Original topic: 取消DDL语句一直在cancelling

| username: SummerGu

[TiDB Usage Environment] Production Environment
[TiDB Version] Upgraded from 5.4 to 7.5

It has been upgraded for several months. A few days ago, it suddenly became impossible to create tables. By using ADMIN SHOW DDL JOBS to check the blocked DDL information, and then using ADMIN CANCEL DDL JOBS xxx,xxx,xxx… to cancel all pending DDLs, but it remains in the cancelling state.

I also tried the method of electing a new owner as described in SQL 操作常见问题 | PingCAP 文档中心, but it still cannot be cancelled. Is there any solution?

Thank you!

| username: forever | Original post link

The most reliable solution at present is to restart all tidb-servers.

| username: DBAER | Original post link

It seems like in many of these scenarios, a restart is required.

| username: 江湖故人 | Original post link

Try the expert’s method:

  1. Check mysql.tidb_mdl_view and kill blocking processes.
  2. Shut down all TiDB servers, then restart them.
| username: TiDBer_5cwU0ltE | Original post link

TiDB does not seem to have event tracing functionality similar to Oracle Event Trace. If conditions permit, try to find some downtime to restart the node.

| username: 这里介绍不了我 | Original post link

Take a look at this issue.

| username: 小于同学 | Original post link

The magic of rebooting

| username: redgame | Original post link

Restart the TiDB server

| username: Kongdom | Original post link

Indeed, generally restarting the TiDB node is more reliable. Note that it is restarting the TiDB node, not the TiDB cluster.

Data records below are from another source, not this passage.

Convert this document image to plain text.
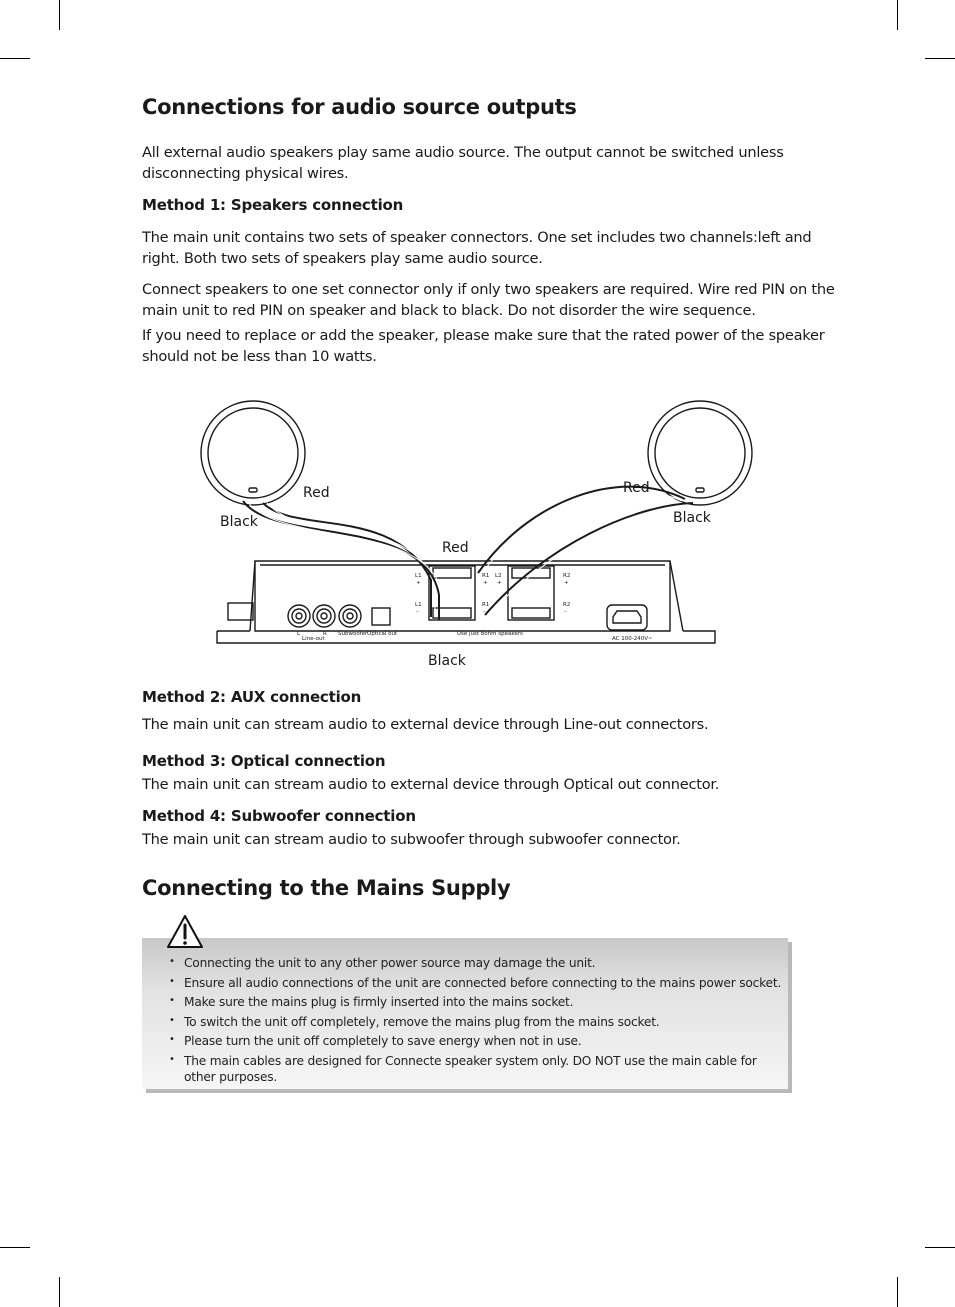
Connections for audio source outputs

All external audio speakers play same audio source. The output cannot be switched unless disconnecting physical wires.

Method 1: Speakers connection

The main unit contains two sets of speaker connectors. One set includes two channels:left and right. Both two sets of speakers play same audio source.

Connect speakers to one set connector only if only two speakers are required. Wire red PIN on the main unit to red PIN on speaker and black to black. Do not disorder the wire sequence.

If you need to replace or add the speaker, please make sure that the rated power of the speaker should not be less than 10 watts.

L1
+
R1
+
L2
+
R2
+
L1
–
R1
–
R2
–
L	R
Line-out
Subwoofer Optical out	Use just 8ohm speakers
AC 100-240V~
Red
Black
Red
Black
Red
Black
Method 2: AUX connection

The main unit can stream audio to external device through Line-out connectors.

Method 3: Optical connection

The main unit can stream audio to external device through Optical out connector.

Method 4: Subwoofer connection

The main unit can stream audio to subwoofer through subwoofer connector.

Connecting to the Mains Supply
• Connecting the unit to any other power source may damage the unit.
• Ensure all audio connections of the unit are connected before connecting to the mains power socket.
• Make sure the mains plug is firmly inserted into the mains socket.
• To switch the unit off completely, remove the mains plug from the mains socket.
• Please turn the unit off completely to save energy when not in use.
• The main cables are designed for Connecte speaker system only. DO NOT use the main cable for other purposes.
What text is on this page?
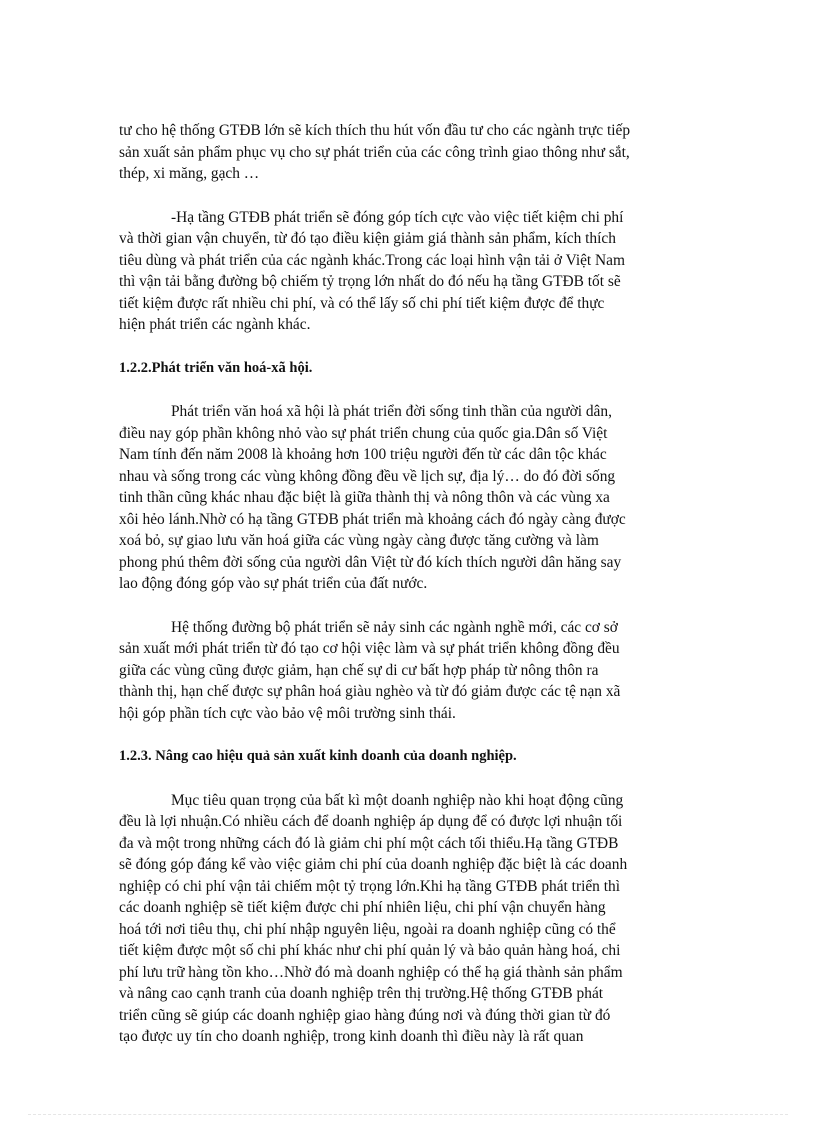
tư cho hệ thống GTĐB lớn sẽ kích thích thu hút vốn đầu tư cho các ngành trực tiếp
sản xuất sản phẩm phục vụ cho sự phát triển của các công trình giao thông như sắt,
thép, xi măng, gạch …
-Hạ tầng GTĐB phát triển sẽ đóng góp tích cực vào việc tiết kiệm chi phí
và thời gian vận chuyển, từ đó tạo điều kiện giảm giá thành sản phẩm, kích thích
tiêu dùng và phát triển của các ngành khác.Trong các loại hình vận tải ở Việt Nam
thì vận tải bằng đường bộ chiếm tỷ trọng lớn nhất do đó nếu hạ tầng GTĐB tốt sẽ
tiết kiệm được rất nhiều chi phí, và có thể lấy số chi phí tiết kiệm được để thực
hiện phát triển các ngành khác.
1.2.2.Phát triển văn hoá-xã hội.
Phát triển văn hoá xã hội là phát triển đời sống tinh thần của người dân,
điều nay góp phần không nhỏ vào sự phát triển chung của quốc gia.Dân số Việt
Nam tính đến năm 2008 là khoảng hơn 100 triệu người đến từ các dân tộc khác
nhau và sống trong các vùng không đồng đều về lịch sự, địa lý… do đó đời sống
tinh thần cũng khác nhau đặc biệt là giữa thành thị và nông thôn và các vùng xa
xôi hẻo lánh.Nhờ có hạ tầng GTĐB phát triển mà khoảng cách đó ngày càng được
xoá bỏ, sự giao lưu văn hoá giữa các vùng ngày càng được tăng cường và làm
phong phú thêm đời sống của người dân Việt từ đó kích thích người dân hăng say
lao động đóng góp vào sự phát triển của đất nước.
Hệ thống đường bộ phát triển sẽ nảy sinh các ngành nghề mới, các cơ sở
sản xuất mới phát triển từ đó tạo cơ hội việc làm và sự phát triển không đồng đều
giữa các vùng cũng được giảm, hạn chế sự di cư bất hợp pháp từ nông thôn ra
thành thị, hạn chế được sự phân hoá giàu nghèo và từ đó giảm được các tệ nạn xã
hội góp phần tích cực vào bảo vệ môi trường sinh thái.
1.2.3. Nâng cao hiệu quả sản xuất kinh doanh của doanh nghiệp.
Mục tiêu quan trọng của bất kì một doanh nghiệp nào khi hoạt động cũng
đều là lợi nhuận.Có nhiều cách để doanh nghiệp áp dụng để có được lợi nhuận tối
đa và một trong những cách đó là giảm chi phí một cách tối thiểu.Hạ tầng GTĐB
sẽ đóng góp đáng kể vào việc giảm chi phí của doanh nghiệp đặc biệt là các doanh
nghiệp có chi phí vận tải chiếm một tỷ trọng lớn.Khi hạ tầng GTĐB phát triển thì
các doanh nghiệp sẽ tiết kiệm được chi phí nhiên liệu, chi phí vận chuyển hàng
hoá tới nơi tiêu thụ, chi phí nhập nguyên liệu, ngoài ra doanh nghiệp cũng có thể
tiết kiệm được một số chi phí khác như chi phí quản lý và bảo quản hàng hoá, chi
phí lưu trữ hàng tồn kho…Nhờ đó mà doanh nghiệp có thể hạ giá thành sản phẩm
và nâng cao cạnh tranh của doanh nghiệp trên thị trường.Hệ thống GTĐB phát
triển cũng sẽ giúp các doanh nghiệp giao hàng đúng nơi và đúng thời gian từ đó
tạo được uy tín cho doanh nghiệp, trong kinh doanh thì điều này là rất quan
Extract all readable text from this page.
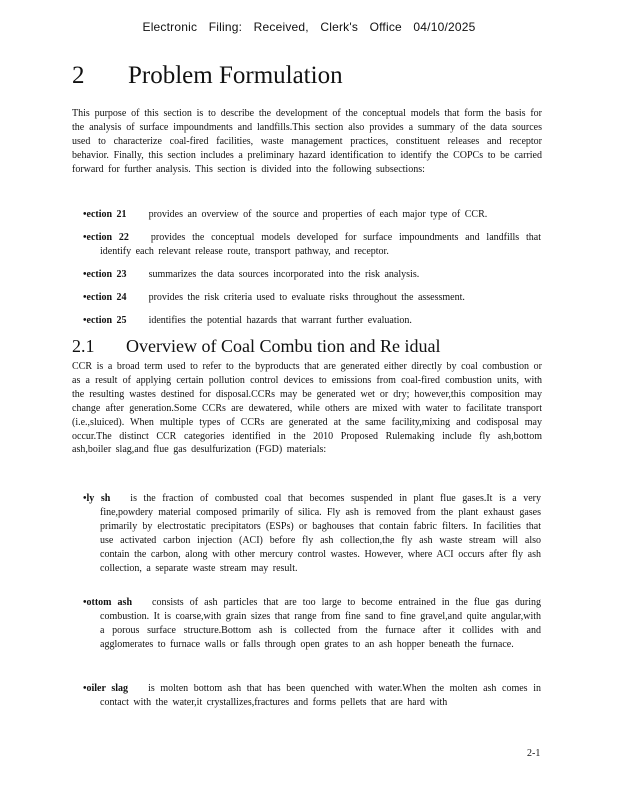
Electronic Filing: Received, Clerk's Office 04/10/2025
2 Problem Formulation

This purpose of this section is to describe the development of the conceptual models that form the basis for the analysis of surface impoundments and landfills.This section also provides a summary of the data sources used to characterize coal-fired facilities, waste management practices, constituent releases and receptor behavior. Finally, this section includes a preliminary hazard identification to identify the COPCs to be carried forward for further analysis. This section is divided into the following subsections:

•ection 21 provides an overview of the source and properties of each major type of CCR.

•ection 22 provides the conceptual models developed for surface impoundments and landfills that identify each relevant release route, transport pathway, and receptor.

•ection 23 summarizes the data sources incorporated into the risk analysis.

•ection 24 provides the risk criteria used to evaluate risks throughout the assessment.

•ection 25 identifies the potential hazards that warrant further evaluation.

2.1 Overview of Coal Combu tion and Re idual

CCR is a broad term used to refer to the byproducts that are generated either directly by coal combustion or as a result of applying certain pollution control devices to emissions from coal-fired combustion units, with the resulting wastes destined for disposal.CCRs may be generated wet or dry; however,this composition may change after generation.Some CCRs are dewatered, while others are mixed with water to facilitate transport (i.e.,sluiced). When multiple types of CCRs are generated at the same facility,mixing and codisposal may occur.The distinct CCR categories identified in the 2010 Proposed Rulemaking include fly ash,bottom ash,boiler slag,and flue gas desulfurization (FGD) materials:

•ly sh is the fraction of combusted coal that becomes suspended in plant flue gases.It is a very fine,powdery material composed primarily of silica. Fly ash is removed from the plant exhaust gases primarily by electrostatic precipitators (ESPs) or baghouses that contain fabric filters. In facilities that use activated carbon injection (ACI) before fly ash collection,the fly ash waste stream will also contain the carbon, along with other mercury control wastes. However, where ACI occurs after fly ash collection, a separate waste stream may result.

•ottom ash consists of ash particles that are too large to become entrained in the flue gas during combustion. It is coarse,with grain sizes that range from fine sand to fine gravel,and quite angular,with a porous surface structure.Bottom ash is collected from the furnace after it collides with and agglomerates to furnace walls or falls through open grates to an ash hopper beneath the furnace.

•oiler slag is molten bottom ash that has been quenched with water.When the molten ash comes in contact with the water,it crystallizes,fractures and forms pellets that are hard with

2-1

| username: zhanggame1 | Original post link

Restart all TiDB servers.

| username: 小龙虾爱大龙虾 | Original post link

Go check the DDL owner logs.

| username: zhaokede | Original post link

Try restarting during idle time to see if it can be restored.

| username: FutureDB | Original post link

Is this a bug in TiDB? Although restarting works, you can’t just restart in a production environment.

| username: TiDBer_aaO4sU46 | Original post link

Restart all TiDB servers.

| username: kelvin | Original post link

You can’t just restart in a production environment, right? Let’s see if any developers can take a look.

| username: 哈喽沃德 | Original post link

Just wait, the data volume is probably too large, waiting for rollback.

| username: 随便改个用户名 | Original post link

Is it still locking the metadata? Try killing any other processes that are executing as well.

| username: 连连看db | Original post link

The upgrade process is not user-friendly, which discourages many users :face_exhaling:

| username: 饭光小团 | Original post link

I can handle this. Based on my experience:

  1. Restart all TiDB nodes (I’ve done this once).
  2. Check the logs of the owner node to see if there are any logs related to “schema not sync”. In my experience, there might be large DML operations on a related table on a certain node. Find and kill this DML operation, and it should be resolved.
| username: YuchongXU | Original post link

The art of rebooting